UK condemns Jerusalem's Givat Hamatos project after contract awarded

He also took issue with Israeli settlement activity in Judea and Samari, stating, "The UK has repeatedly urged Israel to end illegal settlement expansion in the West Bank."

SHOWING NATIONAL pride in the Givat Hamatos neighborhood on November 16. (photo credit: YONATAN SINDEL/FLASH 90)
SHOWING NATIONAL pride in the Givat Hamatos neighborhood on November 16.
(photo credit: YONATAN SINDEL/FLASH 90)
The United Kingdom condemned Israel’s issuance of contracts for the controversial east Jerusalem Givat Hamatos project, just hours before US President Joe Biden took office.
“The decision to proceed with new settlements in Givat HaMatos separates Palestinians in East Jerusalem from Bethlehem, and threatens the viability of a two-state solution,” British Foreign Secretary Dominic Raab tweeted on Thursday.
The issuance of the contracts essentially launches the project to build a new neighborhood of 1,257 homes.
Givat Hamatos is of particular concern because its location on the edge of Jerusalem, near Bethlehem, helps sever the contiguous Palestinian connection between the two cities.
Raab also took issue with Israeli settlement activity in Judea and Samaria, stating, “The UK has repeatedly urged Israel to end illegal settlement expansion in the West Bank.”

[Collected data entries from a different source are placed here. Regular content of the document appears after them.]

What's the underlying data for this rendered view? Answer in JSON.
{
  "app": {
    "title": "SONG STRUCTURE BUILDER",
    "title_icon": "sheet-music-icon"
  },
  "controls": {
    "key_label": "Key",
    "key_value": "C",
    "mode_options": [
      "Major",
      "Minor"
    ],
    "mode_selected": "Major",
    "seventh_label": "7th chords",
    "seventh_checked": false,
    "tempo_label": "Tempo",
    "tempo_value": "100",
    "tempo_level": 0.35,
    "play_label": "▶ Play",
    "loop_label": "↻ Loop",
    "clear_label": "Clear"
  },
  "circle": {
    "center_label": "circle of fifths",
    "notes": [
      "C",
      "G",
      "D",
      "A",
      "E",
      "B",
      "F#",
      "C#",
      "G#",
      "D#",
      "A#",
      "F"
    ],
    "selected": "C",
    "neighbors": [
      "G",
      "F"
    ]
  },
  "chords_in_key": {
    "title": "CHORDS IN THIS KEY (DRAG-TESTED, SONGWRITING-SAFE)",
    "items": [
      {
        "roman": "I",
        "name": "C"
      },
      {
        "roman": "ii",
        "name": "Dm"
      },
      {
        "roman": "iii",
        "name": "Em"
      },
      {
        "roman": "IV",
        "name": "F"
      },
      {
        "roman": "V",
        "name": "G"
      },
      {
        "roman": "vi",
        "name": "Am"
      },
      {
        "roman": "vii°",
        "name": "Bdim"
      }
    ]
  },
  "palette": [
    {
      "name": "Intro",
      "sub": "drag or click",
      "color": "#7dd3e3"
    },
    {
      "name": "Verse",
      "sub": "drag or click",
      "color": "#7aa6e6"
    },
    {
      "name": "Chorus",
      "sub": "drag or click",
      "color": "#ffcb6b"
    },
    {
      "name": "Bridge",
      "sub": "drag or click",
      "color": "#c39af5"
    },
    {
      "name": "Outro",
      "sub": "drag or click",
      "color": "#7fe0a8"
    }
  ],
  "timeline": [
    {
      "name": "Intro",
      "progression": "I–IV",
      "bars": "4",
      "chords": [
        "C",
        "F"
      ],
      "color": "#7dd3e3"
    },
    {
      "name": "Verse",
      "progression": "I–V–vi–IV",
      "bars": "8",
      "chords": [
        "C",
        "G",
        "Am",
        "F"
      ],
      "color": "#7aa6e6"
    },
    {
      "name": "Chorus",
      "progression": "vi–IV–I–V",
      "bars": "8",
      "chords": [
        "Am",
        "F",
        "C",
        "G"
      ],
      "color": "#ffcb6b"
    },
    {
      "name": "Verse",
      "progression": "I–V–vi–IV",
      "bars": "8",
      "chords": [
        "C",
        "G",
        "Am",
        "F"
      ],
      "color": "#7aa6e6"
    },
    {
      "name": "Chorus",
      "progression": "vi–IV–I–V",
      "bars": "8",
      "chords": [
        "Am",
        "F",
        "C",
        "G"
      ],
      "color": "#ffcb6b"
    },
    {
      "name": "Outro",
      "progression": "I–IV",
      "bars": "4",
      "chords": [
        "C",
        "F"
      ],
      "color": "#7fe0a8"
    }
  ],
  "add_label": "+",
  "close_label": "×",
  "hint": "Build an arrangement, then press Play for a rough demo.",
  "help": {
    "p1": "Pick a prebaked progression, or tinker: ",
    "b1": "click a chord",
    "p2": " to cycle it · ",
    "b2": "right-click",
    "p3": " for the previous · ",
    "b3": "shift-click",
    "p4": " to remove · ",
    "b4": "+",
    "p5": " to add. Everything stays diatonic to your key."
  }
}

France issued a similar statement on Wednesday. “France condemns the recent decisions related to the construction of more than 2,500 new homes in the West Bank and East Jerusalem settlements and nearly 1,300 homes in the settlement of Givat Hamatos in East Jerusalem.”
Norway, Belgium, Germany, Ireland, Italy, the EU and the UN have also spoken out on the issue. Some 17 officials from European countries met with the Foreign Ministry in Jerusalem this week to discuss their concerns.
The international community is particularly concerned because it believes Jewish building over the pre-1967 lines in Jerusalem and the West Bank will make it more difficult for Biden to relaunch a peace process with the Israelis and Palestinians, should he choose to do so.
Israel believes the project will help preserve a united Jerusalem, and rejects any charge that building in east Jerusalem or West Bank settlements is harmful to the peace process.
But while Netanyahu was able to launch the Givat Hamatos project, advance plans for 800 settler homes, and issue tenders for 2,112 West Bank settler homes and 460 Jewish east Jerusalem units, he was not able to advance the overall issue of the outposts.
Defense Minister Benny Gantz was able to prevent Netanyahu from putting the issue on the government’s agenda so that the ministers could issue a declaration of intent to legalize the outposts.
Netanyahu was not even able to put forward a compromise declaration to transform five or six of those outposts into settlements.
The Young Settlements Forum, which represents the outposts, announced on Thursday that their campaign to legalize the fledgling communities had failed. It had pushed for a legalization declaration in advance of Biden’s inauguration on the understanding that the US president’s opposition to the outposts would make such a move impossible after he was in the White House.
“The current struggle ...has unfortunately failed,” the Forum said. “This is a sad day for the State of Israel when its leaders turn their backs on the settlements in Judea and Samaria. The encampment has been taken down, but we are not going away. We will continue our stubborn and uncompromising battle until the communities are legalized.”
It called on all Zionist parties to ensure that an agreement to legalize the outposts is part of the next government’s guidelines.
Religious Zionist Party head Bezalel Smotrich promised to place legalization of the outposts into the text of any coalition agreement his party would sign should it enter the government.
“Netanyahu and Gantz chose politics over humanity and justice,” he said. “Religious Zionism will not give up on regulation [legalization]. We have a path and we are committed to it.”
The Land of Israel Caucus, which he co-chairs along with MK Haim Katz (Likud), promised to seek authorization of the outposts through parliamentary legislation once a government was formed.
Prior to the Knesset’s dispersal, it had given initial approval to a bill to grant de facto legal status to the outpost during the authorization process. Smotrich, New Hope Party head Gideon Sa’ar and Yamina Party head Naftali Bennett all voted for the bill. Netanyahu and Gantz were absent.
Despite the loss of the overall drive to legalize outposts en masse, the Right celebrated a small victory on Thursday when the first public bus entered the Nofei Nehemia outpost, which is located in the Samaria Region of the West Bank.
On Sunday, the Higher Planning Council advanced a building plan for the outpost, thereby putting it on the path to legalization as a new neighborhood of the Rehelim settlement.
As a sign of its new status, it was added to the public transportation route.
“This is what normal life should look like,” said Dagan, who came to the outpost to witness the historic moment. “We expect this to be the case with all the young communities [outposts].”
Smotrich and Transportation Minister Miri Regev were also present.